ChatGPT requires a remotely accessible SSE endpoint. See SSE Transport below, then add the public URL in ChatGPT's MCP settings.

SSE Transport

For remote hosting or HTTP-based clients (e.g., ChatGPT), start the MCP server with SSE transport:

declaragent mcp --transport sse --port 19100 --plans ./plans

The server will be available at http://localhost:19100/sse. Expose this URL publicly (e.g., via a reverse proxy or tunnel) for clients that require a remote endpoint.

Built-in MCP Tools

These meta-tools are always available regardless of --plans:

Tool Description
plan.validate Validate a plan YAML file
plan.explain Explain a plan without executing
plan.dry_run Dry-run a plan
plan.run Execute a plan
plan.schema Return the plan YAML schema

Claude Code Skills

As an alternative to MCP, you can generate a Claude Code Skill that teaches Claude Code how to use the DeclarAgent CLI directly. Skills are simpler and more token-efficient than MCP since they work through the CLI rather than a server.

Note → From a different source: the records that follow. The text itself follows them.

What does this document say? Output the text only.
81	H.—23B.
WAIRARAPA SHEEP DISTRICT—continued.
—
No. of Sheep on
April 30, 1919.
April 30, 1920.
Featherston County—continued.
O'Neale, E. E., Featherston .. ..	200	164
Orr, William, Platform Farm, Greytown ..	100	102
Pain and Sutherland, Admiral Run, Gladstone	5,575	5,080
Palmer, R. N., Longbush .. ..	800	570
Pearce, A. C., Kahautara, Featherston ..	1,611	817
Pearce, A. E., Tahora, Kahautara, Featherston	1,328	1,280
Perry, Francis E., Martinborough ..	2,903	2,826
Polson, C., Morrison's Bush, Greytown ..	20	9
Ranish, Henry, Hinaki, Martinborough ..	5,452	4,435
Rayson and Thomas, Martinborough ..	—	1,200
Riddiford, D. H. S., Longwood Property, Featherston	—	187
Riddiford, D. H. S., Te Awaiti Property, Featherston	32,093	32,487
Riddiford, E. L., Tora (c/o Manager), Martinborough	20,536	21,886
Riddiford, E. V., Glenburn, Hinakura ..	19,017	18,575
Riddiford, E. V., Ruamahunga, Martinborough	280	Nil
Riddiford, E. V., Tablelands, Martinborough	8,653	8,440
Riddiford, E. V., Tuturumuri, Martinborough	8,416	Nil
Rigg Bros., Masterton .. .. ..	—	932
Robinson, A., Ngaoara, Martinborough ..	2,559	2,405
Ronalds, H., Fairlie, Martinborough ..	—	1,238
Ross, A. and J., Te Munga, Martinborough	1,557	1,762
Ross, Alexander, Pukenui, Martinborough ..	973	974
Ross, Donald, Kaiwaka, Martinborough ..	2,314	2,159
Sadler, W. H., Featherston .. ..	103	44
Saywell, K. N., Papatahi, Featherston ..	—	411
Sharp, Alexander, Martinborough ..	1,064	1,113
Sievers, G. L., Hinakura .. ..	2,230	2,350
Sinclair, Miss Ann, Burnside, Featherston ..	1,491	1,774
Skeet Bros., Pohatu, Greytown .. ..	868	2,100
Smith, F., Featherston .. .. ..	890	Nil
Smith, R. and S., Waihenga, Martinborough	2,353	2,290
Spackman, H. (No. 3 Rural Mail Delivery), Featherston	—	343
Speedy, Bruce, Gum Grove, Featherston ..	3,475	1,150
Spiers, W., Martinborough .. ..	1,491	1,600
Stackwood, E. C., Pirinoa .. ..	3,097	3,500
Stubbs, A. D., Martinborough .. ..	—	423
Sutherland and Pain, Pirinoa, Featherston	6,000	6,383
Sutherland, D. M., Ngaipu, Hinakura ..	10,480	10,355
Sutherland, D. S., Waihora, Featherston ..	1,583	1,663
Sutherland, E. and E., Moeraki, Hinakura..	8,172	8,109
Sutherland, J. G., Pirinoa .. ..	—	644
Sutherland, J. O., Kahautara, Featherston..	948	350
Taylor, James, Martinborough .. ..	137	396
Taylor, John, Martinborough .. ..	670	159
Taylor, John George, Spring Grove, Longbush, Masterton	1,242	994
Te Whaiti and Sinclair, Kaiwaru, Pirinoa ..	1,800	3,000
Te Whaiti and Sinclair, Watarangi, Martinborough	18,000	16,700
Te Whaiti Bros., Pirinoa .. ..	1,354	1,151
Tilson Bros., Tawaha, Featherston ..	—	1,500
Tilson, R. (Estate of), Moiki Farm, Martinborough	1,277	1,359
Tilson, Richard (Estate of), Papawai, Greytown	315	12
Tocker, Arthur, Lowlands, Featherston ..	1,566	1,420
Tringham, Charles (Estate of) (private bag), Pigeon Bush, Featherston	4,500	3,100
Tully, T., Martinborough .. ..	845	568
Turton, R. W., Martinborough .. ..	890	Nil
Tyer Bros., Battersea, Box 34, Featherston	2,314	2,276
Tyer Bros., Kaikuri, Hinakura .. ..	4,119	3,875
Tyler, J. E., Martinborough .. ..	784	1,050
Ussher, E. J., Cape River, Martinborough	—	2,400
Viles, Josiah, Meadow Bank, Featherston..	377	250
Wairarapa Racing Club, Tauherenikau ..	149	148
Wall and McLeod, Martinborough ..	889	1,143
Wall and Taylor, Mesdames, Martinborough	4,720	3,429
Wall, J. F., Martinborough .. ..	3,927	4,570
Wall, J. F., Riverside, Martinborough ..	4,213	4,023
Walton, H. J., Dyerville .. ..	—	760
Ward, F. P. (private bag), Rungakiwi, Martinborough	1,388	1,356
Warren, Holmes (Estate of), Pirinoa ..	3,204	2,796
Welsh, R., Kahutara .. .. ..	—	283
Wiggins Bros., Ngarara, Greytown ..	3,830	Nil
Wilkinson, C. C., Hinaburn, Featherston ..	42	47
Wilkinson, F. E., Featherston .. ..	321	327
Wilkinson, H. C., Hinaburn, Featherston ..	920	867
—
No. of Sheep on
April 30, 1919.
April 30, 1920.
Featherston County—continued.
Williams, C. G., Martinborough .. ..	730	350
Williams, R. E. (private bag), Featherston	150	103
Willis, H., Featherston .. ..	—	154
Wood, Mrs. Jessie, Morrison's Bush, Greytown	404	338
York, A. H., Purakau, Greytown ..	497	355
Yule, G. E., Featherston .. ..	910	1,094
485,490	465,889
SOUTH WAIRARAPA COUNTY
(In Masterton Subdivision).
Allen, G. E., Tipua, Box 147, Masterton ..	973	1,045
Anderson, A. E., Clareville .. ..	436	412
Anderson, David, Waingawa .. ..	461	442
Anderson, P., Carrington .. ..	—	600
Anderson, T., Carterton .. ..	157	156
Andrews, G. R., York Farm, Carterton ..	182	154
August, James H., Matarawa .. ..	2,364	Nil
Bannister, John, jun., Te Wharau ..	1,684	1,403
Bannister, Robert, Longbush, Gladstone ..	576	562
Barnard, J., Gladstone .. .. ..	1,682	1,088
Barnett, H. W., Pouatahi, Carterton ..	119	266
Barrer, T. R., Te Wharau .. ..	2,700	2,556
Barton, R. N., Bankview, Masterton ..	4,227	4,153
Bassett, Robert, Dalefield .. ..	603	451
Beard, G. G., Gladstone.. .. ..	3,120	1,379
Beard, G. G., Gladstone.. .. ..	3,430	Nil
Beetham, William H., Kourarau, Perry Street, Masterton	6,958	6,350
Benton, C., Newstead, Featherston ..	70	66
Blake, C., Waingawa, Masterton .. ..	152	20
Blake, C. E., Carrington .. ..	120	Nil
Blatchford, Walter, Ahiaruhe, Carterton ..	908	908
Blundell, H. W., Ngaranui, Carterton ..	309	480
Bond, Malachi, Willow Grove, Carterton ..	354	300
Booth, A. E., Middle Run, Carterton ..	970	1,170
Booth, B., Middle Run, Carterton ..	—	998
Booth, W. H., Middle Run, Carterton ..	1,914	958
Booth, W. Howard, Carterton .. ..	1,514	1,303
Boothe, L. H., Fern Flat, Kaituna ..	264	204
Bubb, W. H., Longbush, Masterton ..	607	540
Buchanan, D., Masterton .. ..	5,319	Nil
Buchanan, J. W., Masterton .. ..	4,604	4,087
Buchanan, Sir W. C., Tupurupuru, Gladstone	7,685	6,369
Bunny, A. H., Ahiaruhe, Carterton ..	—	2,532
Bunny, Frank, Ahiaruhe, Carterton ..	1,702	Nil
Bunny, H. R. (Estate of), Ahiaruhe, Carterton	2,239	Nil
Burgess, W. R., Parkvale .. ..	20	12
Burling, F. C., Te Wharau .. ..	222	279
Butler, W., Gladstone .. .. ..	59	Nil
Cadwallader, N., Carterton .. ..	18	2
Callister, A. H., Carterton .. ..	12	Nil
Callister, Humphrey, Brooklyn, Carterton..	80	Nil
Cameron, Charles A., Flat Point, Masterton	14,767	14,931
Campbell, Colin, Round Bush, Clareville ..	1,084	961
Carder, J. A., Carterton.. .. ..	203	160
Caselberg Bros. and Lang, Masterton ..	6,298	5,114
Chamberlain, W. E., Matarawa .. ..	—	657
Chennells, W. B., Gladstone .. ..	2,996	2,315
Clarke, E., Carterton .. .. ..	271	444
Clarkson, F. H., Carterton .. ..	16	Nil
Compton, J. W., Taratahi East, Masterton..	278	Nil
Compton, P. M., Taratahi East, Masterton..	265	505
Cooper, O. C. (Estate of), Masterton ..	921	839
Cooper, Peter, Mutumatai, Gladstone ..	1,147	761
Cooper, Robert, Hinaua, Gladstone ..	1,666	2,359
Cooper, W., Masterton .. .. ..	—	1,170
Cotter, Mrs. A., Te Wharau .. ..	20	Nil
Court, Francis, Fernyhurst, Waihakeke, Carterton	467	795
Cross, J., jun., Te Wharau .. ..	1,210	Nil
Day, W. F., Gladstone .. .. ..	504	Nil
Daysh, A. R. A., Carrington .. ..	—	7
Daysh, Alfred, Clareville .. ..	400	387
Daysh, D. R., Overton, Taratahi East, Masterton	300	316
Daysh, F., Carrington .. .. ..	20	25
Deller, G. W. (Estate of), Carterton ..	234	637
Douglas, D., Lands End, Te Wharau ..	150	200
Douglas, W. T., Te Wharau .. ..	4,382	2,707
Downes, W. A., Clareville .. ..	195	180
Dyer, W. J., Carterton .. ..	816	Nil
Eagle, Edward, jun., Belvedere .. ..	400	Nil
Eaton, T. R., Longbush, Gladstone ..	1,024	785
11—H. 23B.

# Generate a skill with a plan catalog
declaragent skill --plans ./plans

# Custom output directory and binary name
declaragent skill --plans ./plans --output .claude/skills/declaragent --binary declaragent

This creates .claude/skills/declaragent/SKILL.md containing CLI usage instructions and a catalog of your available plans. Claude Code automatically discovers skills in .claude/skills/, so once generated, any user (or agent) can invoke it via /declaragent.

Flag Default Description
--plans (none) Directory containing plan YAML files to catalog
--output .claude/skills/declaragent Output directory for SKILL.md
--binary declaragent Binary name used in generated instructions

Docs: 3 Example Plans You Can Copy and Run

Copy these into a plans/ directory and start the MCP server:

mkdir -p plans
# (paste each YAML below into the corresponding file)
declaragent mcp --plans ./plans

Or run any plan directly:

declaragent run plans/hello.yaml --input name=Alice

Plan 1: plans/hello.yaml — Simple Shell Command

The simplest possible plan. Runs echo and captures the output.

name: hello
description: Say hello to someone
inputs:
  name:
    description: Who to greet
    default: World
steps:
  - id: greet
    run: echo "Hello, ${{inputs.name}}!"
    outputs:
      message: stdout

Run it:

declaragent run plans/hello.yaml --input name=Alice

Result:

Plan "hello" completed successfully.
Run ID: <uuid>

With --json:

{
  "run_id": "...",
  "success": true,
  "steps": [{"id": "greet", "status": "success", "stdout_ref": "Hello, Alice!\n"}]
}

Plan 2: plans/ip_lookup.yaml — HTTP Request

Fetches your public IP address from a free API.

name: ip-lookup
description: Look up your public IP address
steps:
  - id: fetch_ip
    http:
      url: "https://httpbin.org/ip"
      method: GET
    outputs:
      response: stdout

Run it:

declaragent run plans/ip_lookup.yaml --json

Result:

{
  "success": true,
  "steps": [{
    "id": "fetch_ip",
    "status": "success",
    "stdout_ref": "{\"origin\": \"203.0.113.42\"}"
  }]
}

Plan 3: plans/build_and_notify.yaml — Multi-Step with Chaining

Runs a build, then POSTs the result to a webhook. Demonstrates step chaining — the HTTP step uses the shell step's output via ${{steps.build.outputs.result}}.

name: build-and-notify
description: Run a build command and POST the result to a webhook
inputs:
  webhook_url:
    required: true
    description: URL to POST the build result to
steps:
  - id: build
    run: echo "build-ok"
    outputs:
      result: stdout

  - id: notify
    http:
      url: "${{inputs.webhook_url}}"
      method: POST
      headers:
        Content-Type: application/json
      body: '{"event": "build_complete", "output": "${{steps.build.outputs.result}}"}'
    outputs:
      response: stdout

Run it:

declaragent run plans/build_and_notify.yaml \
  --input webhook_url=https://httpbin.org/post --json

This runs echo "build-ok", captures the output, then POSTs it to the webhook URL.


Testing

CI / Releases

All pushes to main and pull requests run tests automatically via GitHub Actions.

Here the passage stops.